Search code examples
postgresqlhadoopmapreducebigdataelastic-map-reduce

Producing ngram frequencies for a large dataset


I'd like to generate ngram frequencies for a large dataset. Wikipedia, or more specifically, Freebase's WEX is suitable for my purposes.

What's the best and most cost efficient way to do it in the next day or so?

My thoughts are:

  • PostgreSQL using regex to split sentences and words. I already have the WEX dump in PostgreSQL, and I already have regex to do the splitting (major accuracy isn't required here)
  • MapReduce with Hadoop
  • MapReduce with Amazon's Elastic MapReduce, which I know next to nothing about

My experience with Hadoop consists of calculating Pi on three EC2 instances very very inefficiently. I'm good with Java, and I understand the concept of Map + Reduce. PostgreSQL I fear will take a long, long time, as it's not easily parallelisable.
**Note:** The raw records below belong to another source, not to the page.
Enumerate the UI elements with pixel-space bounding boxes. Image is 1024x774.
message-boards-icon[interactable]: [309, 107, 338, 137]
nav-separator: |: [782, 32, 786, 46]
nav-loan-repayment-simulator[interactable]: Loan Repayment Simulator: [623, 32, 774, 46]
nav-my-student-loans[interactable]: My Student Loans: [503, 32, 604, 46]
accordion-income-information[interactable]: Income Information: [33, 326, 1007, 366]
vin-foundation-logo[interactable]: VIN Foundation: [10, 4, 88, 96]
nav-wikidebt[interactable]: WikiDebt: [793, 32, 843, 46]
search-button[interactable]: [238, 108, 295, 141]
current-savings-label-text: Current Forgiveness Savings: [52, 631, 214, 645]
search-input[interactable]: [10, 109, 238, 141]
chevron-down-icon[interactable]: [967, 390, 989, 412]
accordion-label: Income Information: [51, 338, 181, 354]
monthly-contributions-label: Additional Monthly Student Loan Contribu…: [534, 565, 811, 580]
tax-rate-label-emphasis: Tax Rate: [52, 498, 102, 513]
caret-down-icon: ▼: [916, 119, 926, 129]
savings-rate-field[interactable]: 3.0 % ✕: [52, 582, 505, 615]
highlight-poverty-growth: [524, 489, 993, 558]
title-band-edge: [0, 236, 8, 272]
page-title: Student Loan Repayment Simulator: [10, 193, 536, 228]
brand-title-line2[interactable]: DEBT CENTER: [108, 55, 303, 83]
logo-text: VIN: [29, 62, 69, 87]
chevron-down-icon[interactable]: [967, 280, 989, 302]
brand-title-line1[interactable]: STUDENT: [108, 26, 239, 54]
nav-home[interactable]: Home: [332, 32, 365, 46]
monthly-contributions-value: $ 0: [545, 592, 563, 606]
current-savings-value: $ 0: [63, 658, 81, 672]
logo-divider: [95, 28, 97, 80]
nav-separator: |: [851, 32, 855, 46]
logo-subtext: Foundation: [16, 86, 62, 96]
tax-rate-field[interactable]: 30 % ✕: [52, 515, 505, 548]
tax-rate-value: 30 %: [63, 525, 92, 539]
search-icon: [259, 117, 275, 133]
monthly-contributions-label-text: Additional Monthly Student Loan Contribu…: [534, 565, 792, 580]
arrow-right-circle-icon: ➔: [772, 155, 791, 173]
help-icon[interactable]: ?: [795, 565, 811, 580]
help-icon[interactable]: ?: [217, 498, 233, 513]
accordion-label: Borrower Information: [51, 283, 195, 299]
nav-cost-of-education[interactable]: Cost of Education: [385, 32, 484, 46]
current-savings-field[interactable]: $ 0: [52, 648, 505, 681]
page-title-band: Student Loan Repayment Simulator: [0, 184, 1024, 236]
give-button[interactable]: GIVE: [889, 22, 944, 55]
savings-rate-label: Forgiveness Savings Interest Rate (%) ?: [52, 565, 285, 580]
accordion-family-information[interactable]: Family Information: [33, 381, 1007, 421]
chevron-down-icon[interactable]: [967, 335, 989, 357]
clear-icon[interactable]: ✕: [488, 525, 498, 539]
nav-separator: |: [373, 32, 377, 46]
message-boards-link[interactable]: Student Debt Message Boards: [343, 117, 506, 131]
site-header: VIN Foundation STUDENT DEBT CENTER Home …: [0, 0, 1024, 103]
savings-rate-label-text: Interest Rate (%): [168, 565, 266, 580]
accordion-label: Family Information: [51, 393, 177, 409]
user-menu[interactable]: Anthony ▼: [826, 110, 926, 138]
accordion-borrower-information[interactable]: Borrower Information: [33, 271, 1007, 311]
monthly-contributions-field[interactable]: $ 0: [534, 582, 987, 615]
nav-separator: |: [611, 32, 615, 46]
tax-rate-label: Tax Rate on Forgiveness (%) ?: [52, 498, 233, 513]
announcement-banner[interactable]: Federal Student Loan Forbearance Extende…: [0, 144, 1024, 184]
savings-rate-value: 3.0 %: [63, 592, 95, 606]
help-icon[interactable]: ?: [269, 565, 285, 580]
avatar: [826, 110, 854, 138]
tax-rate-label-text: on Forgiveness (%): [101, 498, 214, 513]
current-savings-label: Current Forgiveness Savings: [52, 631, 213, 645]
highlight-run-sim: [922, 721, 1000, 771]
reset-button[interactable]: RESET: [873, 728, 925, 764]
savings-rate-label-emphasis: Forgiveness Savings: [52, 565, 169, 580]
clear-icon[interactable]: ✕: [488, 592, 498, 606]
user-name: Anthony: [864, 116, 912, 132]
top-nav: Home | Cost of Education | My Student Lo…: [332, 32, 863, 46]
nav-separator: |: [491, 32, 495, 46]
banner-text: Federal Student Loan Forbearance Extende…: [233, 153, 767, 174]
Any other ways to do it? What's my best bet for getting it done in the next couple days?


Solution

  • Mapreduce will work just fine, and probably you could do most of the input-output shuffling by pig.

    See

    http://arxiv.org/abs/1207.4371

    for some algorithms.

    Of course, to make sure you get a running start, you don't actually need to be using mapreduce for this task; just split the input yourself, make the simplest fast program to calculate ngrams of a single input file and aggregate the ngram frequencies later.